# meerkat feeding..



## fern (May 25, 2008)

in college i need to produce a diet sheet for a meerkat in captivity.. so what do you feed your meerkats? what weights/how many? what times? any suppliments? 

thankyouuu!!

also doing tapir and lion.. (for people who work within zoos and things  ) thanks


----------



## Pouchie (Feb 9, 2008)

I used to have Meerkats and I still have my diet sheet for them.
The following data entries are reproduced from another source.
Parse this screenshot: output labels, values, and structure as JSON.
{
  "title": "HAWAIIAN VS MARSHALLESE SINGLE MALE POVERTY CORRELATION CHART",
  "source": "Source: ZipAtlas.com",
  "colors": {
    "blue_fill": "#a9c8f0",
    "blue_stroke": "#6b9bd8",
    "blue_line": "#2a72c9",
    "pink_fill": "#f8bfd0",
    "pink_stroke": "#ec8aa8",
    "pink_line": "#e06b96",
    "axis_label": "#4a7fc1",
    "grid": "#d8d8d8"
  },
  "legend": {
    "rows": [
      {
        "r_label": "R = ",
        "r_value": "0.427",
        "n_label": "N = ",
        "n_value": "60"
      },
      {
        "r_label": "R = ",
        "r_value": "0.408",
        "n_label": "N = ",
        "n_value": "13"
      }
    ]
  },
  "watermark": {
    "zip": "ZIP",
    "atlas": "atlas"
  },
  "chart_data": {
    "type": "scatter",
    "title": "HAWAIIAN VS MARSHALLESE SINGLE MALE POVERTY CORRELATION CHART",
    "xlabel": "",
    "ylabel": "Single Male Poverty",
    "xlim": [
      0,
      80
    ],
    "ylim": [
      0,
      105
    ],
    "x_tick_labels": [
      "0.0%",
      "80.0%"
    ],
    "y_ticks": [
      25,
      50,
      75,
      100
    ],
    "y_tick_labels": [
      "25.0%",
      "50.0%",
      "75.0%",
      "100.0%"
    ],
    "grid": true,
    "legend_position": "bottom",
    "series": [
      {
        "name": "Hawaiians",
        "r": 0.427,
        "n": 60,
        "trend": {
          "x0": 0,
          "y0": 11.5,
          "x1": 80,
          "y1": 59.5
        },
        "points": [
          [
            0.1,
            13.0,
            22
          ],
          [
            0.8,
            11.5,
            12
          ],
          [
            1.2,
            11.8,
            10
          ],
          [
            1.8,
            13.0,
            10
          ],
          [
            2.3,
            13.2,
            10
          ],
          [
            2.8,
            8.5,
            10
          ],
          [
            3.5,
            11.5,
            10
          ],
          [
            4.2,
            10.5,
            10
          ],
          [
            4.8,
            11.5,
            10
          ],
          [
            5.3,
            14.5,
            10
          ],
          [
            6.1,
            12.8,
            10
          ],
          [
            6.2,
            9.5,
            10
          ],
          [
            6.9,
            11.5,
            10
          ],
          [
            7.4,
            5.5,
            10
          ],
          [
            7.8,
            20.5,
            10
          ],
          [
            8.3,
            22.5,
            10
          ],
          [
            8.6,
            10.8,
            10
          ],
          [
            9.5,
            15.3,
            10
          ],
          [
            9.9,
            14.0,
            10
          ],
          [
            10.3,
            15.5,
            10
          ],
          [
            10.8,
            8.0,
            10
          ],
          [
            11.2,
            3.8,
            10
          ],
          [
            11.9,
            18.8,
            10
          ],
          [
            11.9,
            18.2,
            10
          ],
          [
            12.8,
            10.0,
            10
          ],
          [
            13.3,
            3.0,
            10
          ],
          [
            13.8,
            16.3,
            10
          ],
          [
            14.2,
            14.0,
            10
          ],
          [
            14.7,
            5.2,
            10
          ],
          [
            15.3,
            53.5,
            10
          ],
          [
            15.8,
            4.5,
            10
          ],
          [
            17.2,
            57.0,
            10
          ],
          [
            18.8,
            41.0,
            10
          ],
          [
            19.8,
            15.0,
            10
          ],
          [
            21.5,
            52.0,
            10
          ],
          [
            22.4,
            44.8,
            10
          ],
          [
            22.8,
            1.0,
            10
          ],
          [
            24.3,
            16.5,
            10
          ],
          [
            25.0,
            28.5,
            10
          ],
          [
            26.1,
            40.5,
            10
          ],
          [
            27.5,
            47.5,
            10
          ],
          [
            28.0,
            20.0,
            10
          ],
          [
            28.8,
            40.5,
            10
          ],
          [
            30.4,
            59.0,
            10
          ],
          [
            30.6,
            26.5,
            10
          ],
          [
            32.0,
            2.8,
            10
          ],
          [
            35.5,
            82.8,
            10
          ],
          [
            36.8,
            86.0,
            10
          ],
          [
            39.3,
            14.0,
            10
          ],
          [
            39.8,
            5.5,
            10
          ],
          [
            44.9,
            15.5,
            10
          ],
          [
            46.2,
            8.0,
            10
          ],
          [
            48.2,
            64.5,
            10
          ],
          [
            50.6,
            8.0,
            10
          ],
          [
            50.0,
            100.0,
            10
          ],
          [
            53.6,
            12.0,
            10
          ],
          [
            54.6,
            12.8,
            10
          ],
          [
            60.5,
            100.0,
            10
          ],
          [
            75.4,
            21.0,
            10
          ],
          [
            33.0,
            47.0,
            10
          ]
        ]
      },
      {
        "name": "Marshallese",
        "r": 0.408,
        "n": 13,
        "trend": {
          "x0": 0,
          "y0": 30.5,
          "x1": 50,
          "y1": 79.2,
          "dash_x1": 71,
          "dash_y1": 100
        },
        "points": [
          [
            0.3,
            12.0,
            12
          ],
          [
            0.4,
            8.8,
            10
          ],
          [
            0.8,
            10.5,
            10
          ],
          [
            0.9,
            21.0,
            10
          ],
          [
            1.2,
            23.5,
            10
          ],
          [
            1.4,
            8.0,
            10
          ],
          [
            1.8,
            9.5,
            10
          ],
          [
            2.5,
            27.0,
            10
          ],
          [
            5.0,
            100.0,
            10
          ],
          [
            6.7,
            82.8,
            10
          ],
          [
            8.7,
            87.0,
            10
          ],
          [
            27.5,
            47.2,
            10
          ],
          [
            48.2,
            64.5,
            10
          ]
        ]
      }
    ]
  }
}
Cant help you with Lion or Tapir though LOL


Meerkat

SA37 - daily

Monday

Chicks 
Mince 
Crickets
Broccoli 
Cucumber 
Pear 

Tuesday 

Eggs
Turkey
Locusts
Carrots
Sweetcorn
Melon 

Wednesday

Chicks
Mice
Earthworms
Cauli
Pear

Thursday 

Eggs
Turkey 
Green beans 
Peach/nectarine
Wax Worms
Crickets 

Friday 

Bread Soaked In Milk
Chicks
Mice
Mealworms 
Tomatoes
Papaya

Saturday 

Mice
Mince
Earthworms
Peas
Courgette
Banana 
Pear 

Sunday 

Turkey
Sweet Potato
Bread Soaked In Milk
Apricot
Locusts
Pasta


----------



## fern (May 25, 2008)

thats soo helpful!! thankyou!! 

xxxx


----------



## africa (Sep 12, 2008)

Pouchie said:


> I used to have Meerkats and I still have my diet sheet for them. Cant help you with Lion or Tapir though LOL
> 
> 
> Meerkat
> ...


We feed ours pretty much the same, ours like rice too and scambled eggs :2thumb:


----------



## stubeanz (Mar 28, 2007)

i feed pretty much the same also although with a lot more fruit and vegetables (its a diet i got off of a few zoos) i try to aim for at least 1 type of insect a day such as crickets, cockroaches, mealworms, a small bowl of varied fruit, vegetables and roughage such as pasta or rice, and at least a mouse or chick a day each, with the occasional treat of boiled egg.
stu


----------